The meetings on Wednesday could potentially be a flashpoint for tensions between Brexiteers and Remainers around the Cabinet table, with speculation that Leave-supporting ministers including Penny Mordaunt, Esther McVey and Andrea Leadsom could be prepared to quit if a deal ties the UK too closely to Brussels.
But sources close to Brexiteer ministers played down the prospect of walkouts, with Mrs Leadsom said to have enjoyed a “good discussion” with the Prime Minister.
Chief Whip Julian Smith told reporters: “I am confident that we will get this through Parliament and that we can deliver on what the Prime Minister committed to on delivering Brexit.”
But the challenge of getting a deal through Parliament appears even more difficult for Mrs May than winning the support of her Cabinet.
The 10 DUP MPs, upon whom Mrs May relies for a majority, appear set to reject a deal if it crosses their red lines.
DUP leader Arlene Foster said: “I am heartened by friends of the Union on both sides of the House and across the UK who have pledged to stand with the DUP in opposing a deal which weakens the Union and hands control to Brussels rather than Parliament.”

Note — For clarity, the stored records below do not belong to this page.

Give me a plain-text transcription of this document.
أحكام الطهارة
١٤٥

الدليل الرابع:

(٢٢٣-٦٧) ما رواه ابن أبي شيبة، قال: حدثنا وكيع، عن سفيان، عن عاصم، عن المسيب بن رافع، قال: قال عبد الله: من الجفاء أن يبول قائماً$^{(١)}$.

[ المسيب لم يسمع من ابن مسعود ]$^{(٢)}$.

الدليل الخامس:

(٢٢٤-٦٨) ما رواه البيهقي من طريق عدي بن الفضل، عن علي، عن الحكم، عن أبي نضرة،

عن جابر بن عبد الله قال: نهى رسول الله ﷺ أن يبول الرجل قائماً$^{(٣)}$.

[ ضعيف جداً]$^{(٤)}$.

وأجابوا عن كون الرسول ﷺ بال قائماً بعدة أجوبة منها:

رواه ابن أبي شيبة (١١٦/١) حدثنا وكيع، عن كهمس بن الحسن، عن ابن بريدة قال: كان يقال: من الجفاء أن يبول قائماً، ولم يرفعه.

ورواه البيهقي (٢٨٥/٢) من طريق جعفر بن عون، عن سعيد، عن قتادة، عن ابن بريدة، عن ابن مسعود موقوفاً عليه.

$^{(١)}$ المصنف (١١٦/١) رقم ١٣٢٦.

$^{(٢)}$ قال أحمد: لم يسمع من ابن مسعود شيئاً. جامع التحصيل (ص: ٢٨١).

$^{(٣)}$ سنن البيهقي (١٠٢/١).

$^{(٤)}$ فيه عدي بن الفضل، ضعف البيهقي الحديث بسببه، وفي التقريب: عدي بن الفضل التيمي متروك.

She added that “these are momentous days and the decisions being taken will have long-lasting ramifications” and pointedly stated that “every individual vote will count” in the Commons.
Scotland’s First Minister Nicola Sturgeon said MPs must not fall for Downing Street “spin” that rejecting the deal means crashing out of the EU and “instead we should take the opportunity to get better options back on the table”.
The deal follows intense negotiation in Brussels, with measures to prevent a hard border on the island of Ireland the main stumbling block.
Irish broadcaster RTE reported that the deal involved one overall “backstop” in the form of a UK-wide customs arrangement – as sought by Mrs May – but with deeper provisions for Northern Ireland on customs and regulations.
The Guardian reported that an independent arbitration committee will judge when a UK-wide customs backstop could be terminated.
There will also be a review in July 2019 six months before the end of the transition period, at which it will be determined how to proceed – a new trade deal, the backstop or an extension to the transition period.
The Daily Telegraph revealed that Attorney General Geoffrey Cox told Cabinet that Northern Ireland will be in a “different regulatory regime” under the customs backstop and subject to EU law and institutions, something that may “cross a line” for the DUP.
Labour leader Jeremy Corbyn said the party would vote against the deal if it failed to meet its tests.
“From what we know of the shambolic handling of these negotiations, this is unlikely to be a good deal for the country,” he said.
But his own approach to Brexit will come under attack from former prime minister Tony Blair on Wednesday.
In a speech in London Mr Blair will lash out at the “abject refusal of the Labour leadership to lead the country out of the Brexit nightmare”.